À la couleur ne correspond pas toujours un goût. Depuis long- temps on s’anime de cette idée que les rosés très clairs qu’on dit gris et qui sont presque blancs – qu’on boit sur les terrasses en Provence ou à Paris, enfin un peu partout, et dans lesquels on met des glaçons – sont légers, frais, funambules… Ils sont pourtant souvent victimes de procédés œnologiques agressifs, ces rosés qui sont comme de la fotte adjuvée d’arômes de fruits acides et d’amères rêches, qu’il faut sûrement remettre en question lorsqu’on court après la pureté de jus de raisins simplement fermentés.

La difficulté, explique Lori Haon du domaine du Petit Oratoire à Valliguières (Gard), c’est que « ce type de vin, c’est généralement de la presse directe, des raisins noirs qu’on a pressés tout de suite après la vendange. Et comme c’est la peau qui donne la couleur et les tanins, ça donne des jus rose clair, on dit qu’ils sont peu extraits, il y a trop peu de polyphénols et d’anthocyanes, et alors sans une surprotection de soufre, et sans truquage ou technique devinification complexe, c’est difficile d’avoir des vins qui se cassent pas la gueule ».

L’or du vin

Cela dit, quand même, on peut en trouver quelques jolis. Par exemple, il y a la Galine, le rosé de Provence de Bastien, domaine Clan- destino, 100 % cabernet sauvignon. Mordre dans une fraise fraîche et croquer ce grain qui reste sous la dent, l’acidité mêlée au sucre, c’est plein de soleil. Il y a David Teyssier, à Saint-Laurent-de-Carnols (Gard), qui fait Les Planes de ses vieux grenaches sur sa par- celle de calcaire tout en haut, entourée de chênes, de pins, de bruyères violettes, genêts jaunes, thym, romarin, c’est la garrigue. « Quand j’ai vu cette parcelle, j’ai tout de suite pensé à faire du rosé, pour exprimer le terroir, cette fraîcheur, la minéralité. Le grenache est suave, balancé par une amertume d’agrume, de pamplemousse.»

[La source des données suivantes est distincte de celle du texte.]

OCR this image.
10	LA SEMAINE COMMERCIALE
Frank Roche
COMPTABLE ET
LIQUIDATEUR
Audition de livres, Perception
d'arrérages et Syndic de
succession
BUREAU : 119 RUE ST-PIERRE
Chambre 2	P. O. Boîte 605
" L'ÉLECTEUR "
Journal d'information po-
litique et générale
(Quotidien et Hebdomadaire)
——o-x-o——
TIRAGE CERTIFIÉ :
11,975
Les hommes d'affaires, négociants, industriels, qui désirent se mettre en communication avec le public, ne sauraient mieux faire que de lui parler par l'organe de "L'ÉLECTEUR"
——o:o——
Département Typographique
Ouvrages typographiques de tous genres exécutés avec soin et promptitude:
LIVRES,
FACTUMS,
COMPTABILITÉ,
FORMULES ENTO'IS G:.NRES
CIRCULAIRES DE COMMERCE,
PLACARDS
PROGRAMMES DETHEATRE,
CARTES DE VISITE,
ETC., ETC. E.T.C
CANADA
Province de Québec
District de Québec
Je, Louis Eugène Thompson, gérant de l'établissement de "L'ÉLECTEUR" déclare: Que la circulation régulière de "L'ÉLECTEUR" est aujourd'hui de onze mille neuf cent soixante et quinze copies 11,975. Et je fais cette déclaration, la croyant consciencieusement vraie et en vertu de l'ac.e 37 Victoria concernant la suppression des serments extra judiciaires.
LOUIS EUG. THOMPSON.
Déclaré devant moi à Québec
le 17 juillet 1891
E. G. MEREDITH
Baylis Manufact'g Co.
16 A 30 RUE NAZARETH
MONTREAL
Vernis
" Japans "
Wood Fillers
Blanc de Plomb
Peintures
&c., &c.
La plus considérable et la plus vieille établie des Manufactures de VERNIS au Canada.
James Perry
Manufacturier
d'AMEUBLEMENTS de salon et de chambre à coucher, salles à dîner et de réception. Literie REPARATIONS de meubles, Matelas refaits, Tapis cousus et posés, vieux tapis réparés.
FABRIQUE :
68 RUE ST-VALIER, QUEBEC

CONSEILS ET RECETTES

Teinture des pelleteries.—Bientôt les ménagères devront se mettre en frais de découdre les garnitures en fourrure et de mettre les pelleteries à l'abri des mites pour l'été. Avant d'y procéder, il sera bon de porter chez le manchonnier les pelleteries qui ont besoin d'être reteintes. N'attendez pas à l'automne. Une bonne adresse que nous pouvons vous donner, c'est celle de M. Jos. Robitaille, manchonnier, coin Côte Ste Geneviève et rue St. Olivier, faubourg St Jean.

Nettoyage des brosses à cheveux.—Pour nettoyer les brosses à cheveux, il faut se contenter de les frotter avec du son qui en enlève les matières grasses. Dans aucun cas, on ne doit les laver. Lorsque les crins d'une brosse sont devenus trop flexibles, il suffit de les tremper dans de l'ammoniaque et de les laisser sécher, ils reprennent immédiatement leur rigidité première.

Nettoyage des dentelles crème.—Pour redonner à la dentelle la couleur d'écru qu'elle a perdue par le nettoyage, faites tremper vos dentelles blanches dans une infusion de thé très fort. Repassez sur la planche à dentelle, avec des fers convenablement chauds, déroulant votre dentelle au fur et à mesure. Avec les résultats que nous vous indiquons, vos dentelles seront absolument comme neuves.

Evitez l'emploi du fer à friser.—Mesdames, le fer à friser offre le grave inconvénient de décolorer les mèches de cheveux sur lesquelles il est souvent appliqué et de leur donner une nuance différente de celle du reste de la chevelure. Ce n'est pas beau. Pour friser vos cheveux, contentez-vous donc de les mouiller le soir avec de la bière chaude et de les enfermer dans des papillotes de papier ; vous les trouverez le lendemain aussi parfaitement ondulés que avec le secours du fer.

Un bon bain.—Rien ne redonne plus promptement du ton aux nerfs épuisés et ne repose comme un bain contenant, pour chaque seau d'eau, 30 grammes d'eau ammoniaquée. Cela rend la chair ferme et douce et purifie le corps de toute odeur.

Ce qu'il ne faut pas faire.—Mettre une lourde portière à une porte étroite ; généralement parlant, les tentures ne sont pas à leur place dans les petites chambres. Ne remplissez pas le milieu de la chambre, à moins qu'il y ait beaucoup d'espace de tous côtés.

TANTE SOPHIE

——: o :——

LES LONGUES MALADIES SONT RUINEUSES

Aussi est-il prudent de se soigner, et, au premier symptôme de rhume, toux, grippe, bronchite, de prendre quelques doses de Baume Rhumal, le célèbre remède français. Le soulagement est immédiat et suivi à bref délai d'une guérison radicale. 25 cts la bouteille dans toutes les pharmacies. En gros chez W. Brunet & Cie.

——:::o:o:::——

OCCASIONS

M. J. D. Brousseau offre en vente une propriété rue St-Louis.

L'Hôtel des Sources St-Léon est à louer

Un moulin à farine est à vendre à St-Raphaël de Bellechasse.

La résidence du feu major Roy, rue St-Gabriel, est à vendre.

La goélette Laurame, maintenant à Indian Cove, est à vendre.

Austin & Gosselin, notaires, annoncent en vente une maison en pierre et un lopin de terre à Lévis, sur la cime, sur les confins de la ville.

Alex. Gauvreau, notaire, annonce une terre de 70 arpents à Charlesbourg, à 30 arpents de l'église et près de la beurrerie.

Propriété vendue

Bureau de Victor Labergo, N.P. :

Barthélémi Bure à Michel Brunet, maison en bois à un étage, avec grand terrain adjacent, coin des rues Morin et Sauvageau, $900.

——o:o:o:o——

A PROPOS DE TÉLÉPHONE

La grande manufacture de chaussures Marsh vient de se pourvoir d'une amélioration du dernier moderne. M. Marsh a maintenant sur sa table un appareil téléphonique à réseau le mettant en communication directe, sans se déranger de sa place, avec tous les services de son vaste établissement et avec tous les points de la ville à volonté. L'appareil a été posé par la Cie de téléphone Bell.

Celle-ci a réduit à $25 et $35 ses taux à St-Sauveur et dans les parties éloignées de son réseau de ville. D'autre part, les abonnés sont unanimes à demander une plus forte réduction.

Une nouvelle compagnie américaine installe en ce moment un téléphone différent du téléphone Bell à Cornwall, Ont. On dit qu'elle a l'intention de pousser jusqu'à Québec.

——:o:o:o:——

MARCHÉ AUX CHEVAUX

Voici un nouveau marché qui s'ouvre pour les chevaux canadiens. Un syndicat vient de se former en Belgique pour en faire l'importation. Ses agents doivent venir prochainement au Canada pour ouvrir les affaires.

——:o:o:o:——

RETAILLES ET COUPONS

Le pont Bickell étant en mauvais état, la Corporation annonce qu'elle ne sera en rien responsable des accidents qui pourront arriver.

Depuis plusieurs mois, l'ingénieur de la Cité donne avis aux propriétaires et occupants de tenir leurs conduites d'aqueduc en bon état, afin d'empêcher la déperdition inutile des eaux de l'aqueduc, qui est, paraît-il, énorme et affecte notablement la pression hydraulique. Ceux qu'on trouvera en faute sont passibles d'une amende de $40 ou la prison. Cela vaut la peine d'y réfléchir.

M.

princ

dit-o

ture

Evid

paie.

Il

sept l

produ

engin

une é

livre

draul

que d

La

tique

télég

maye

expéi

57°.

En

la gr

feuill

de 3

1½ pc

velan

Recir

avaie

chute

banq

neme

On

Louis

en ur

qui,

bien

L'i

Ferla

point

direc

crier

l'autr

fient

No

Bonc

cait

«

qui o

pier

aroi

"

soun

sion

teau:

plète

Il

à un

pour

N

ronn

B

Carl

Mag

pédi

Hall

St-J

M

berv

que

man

Mais il n’y a pas que le sud-est. Vers Bergerac (Dordogne), le domaine de l’Astré fait Flamenc. Un rosé de raisins blancs et rouges pressés directement, 50 % sémillon, 30 % cabernet franc, 20 % cabernet sauvignon, c’est pâle dans le verre, et dans la bouche, l’élégance du blanc sans la structure du rouge, les fruits rouges, du vif, de l’équilibre, le souvenir des six mois de fût qui charpentent. Aude et Sylvain, ils aiment le rosé, et ils cherchent vraiment à en faire un beau vin, complexe, qui accompagne un repas, un vin qui tienne la route. Et casser alors ces clichés qui collent aux vins rosés, soi-disant pas vraiment du vin, incriminant la presse directe qui empêcherait fruits et terroir de parler, de s’exprimer.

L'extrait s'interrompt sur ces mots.